Half of the weapons and equipment used by the Indian Air Force are obsolete and need urgent replacement, a top Indian defense official has said.
Air Chief Marshal P.V. Naik, pointing to investment by the government in defense, said half of the existing fighter jets, radars, transport aircraft and air defense weapons will be upgraded by 2014-15.
The country is reportedly negotiating a $3.5 billion aircraft defense deal with the U.S. that will be signed in November when President Barack Obama visits the Indian capital.
Naik said the air force was also likely to agree a $25 billion defense deal with Russia by 2010 to buy advanced stealth fifth-generation fighter aircraft.
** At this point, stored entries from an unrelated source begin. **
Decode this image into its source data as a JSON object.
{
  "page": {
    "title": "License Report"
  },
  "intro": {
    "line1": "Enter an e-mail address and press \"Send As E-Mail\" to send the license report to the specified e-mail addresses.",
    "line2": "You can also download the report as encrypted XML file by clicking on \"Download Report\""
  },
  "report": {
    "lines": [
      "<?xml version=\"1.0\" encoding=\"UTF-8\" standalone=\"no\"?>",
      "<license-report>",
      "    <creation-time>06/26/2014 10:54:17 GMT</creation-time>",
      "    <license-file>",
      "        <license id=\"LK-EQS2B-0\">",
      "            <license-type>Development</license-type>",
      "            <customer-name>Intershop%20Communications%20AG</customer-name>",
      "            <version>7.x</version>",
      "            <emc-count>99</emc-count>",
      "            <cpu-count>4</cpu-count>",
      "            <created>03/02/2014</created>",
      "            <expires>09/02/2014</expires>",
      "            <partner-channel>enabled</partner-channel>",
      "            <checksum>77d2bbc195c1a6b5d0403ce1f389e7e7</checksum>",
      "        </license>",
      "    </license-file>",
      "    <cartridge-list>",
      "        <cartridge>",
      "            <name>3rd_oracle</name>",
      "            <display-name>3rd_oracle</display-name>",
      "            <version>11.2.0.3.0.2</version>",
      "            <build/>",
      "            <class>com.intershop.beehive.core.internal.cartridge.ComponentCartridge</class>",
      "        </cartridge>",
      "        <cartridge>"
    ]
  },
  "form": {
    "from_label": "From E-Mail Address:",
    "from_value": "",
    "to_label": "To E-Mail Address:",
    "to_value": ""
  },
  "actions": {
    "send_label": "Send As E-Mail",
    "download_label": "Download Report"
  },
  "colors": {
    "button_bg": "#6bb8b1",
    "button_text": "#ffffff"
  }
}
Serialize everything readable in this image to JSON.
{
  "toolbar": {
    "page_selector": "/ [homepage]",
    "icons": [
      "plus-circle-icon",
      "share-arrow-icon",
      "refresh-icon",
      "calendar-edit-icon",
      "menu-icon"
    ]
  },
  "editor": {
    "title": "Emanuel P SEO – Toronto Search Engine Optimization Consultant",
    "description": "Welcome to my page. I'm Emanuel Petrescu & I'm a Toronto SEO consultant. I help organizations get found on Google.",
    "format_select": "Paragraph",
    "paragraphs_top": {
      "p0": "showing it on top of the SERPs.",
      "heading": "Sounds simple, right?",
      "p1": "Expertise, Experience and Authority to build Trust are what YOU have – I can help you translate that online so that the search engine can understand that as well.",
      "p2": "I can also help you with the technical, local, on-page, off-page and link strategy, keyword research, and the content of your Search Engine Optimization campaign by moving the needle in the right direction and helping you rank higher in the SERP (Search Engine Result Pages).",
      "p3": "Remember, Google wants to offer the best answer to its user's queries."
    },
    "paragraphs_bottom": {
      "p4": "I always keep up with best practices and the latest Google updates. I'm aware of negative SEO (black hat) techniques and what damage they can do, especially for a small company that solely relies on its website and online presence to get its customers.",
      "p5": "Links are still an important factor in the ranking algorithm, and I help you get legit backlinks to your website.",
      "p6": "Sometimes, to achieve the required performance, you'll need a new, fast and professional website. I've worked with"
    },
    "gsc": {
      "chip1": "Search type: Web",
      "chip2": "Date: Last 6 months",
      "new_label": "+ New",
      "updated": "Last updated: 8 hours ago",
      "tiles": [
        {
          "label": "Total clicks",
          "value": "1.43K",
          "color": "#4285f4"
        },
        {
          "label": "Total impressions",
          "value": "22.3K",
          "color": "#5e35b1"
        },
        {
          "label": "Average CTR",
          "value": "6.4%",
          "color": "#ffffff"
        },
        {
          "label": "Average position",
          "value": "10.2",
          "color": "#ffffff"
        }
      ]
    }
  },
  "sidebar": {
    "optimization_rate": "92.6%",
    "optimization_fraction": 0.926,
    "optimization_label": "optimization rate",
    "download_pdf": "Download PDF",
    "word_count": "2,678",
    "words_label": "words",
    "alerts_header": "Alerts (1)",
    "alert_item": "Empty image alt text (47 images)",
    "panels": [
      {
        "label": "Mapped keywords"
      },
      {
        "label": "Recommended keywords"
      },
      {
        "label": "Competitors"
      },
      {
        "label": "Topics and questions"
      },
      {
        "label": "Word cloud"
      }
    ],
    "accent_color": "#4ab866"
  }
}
"Around 50 percent of our equipment is obsolete and needs to be replaced," Naik told reporters on Oct. 4, in comments reported by local media.
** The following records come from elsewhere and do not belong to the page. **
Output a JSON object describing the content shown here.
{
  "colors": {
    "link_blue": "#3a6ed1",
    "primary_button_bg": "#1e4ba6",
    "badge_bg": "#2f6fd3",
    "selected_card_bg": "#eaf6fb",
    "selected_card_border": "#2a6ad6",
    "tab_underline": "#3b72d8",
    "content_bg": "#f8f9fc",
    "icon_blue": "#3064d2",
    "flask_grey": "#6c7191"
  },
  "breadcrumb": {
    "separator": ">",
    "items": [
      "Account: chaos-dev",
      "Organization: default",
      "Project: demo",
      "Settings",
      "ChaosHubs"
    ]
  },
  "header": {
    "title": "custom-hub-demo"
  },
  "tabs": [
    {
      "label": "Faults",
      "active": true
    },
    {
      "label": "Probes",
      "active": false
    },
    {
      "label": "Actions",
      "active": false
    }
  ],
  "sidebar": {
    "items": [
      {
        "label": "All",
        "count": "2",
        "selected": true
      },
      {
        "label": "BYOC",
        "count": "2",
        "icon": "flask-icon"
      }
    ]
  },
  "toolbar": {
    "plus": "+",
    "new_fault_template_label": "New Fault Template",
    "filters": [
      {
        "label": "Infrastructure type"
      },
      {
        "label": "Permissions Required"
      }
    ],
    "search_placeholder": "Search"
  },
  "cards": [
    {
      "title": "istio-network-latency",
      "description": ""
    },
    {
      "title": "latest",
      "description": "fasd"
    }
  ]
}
"Ten years ago, we had no money for modernization. This caused some delays. Subsequent planning will fructify by 2014-15," he said.
India's air force is just a third of the size of rival China's and far short of what is needed to meet the security challenges facing the country, he said.
In February, New Delhi announced a $32 billion defense budget, a 4 percent increase on 2009, when spending was hiked by a quarter.
The Indian Air Force has also contracted 18 Spyder low-level quick reaction missile systems from Israel and is jointly developing a medium-range surface-to-air missile system with them.
The U.S. agreement will see the Indian air force buy 10 C-17 Globemaster transport aircraft, which are expected to replace the ageing fleet of Russian Ilyushin IL-76, India's The Economic Times newspaper reported recently.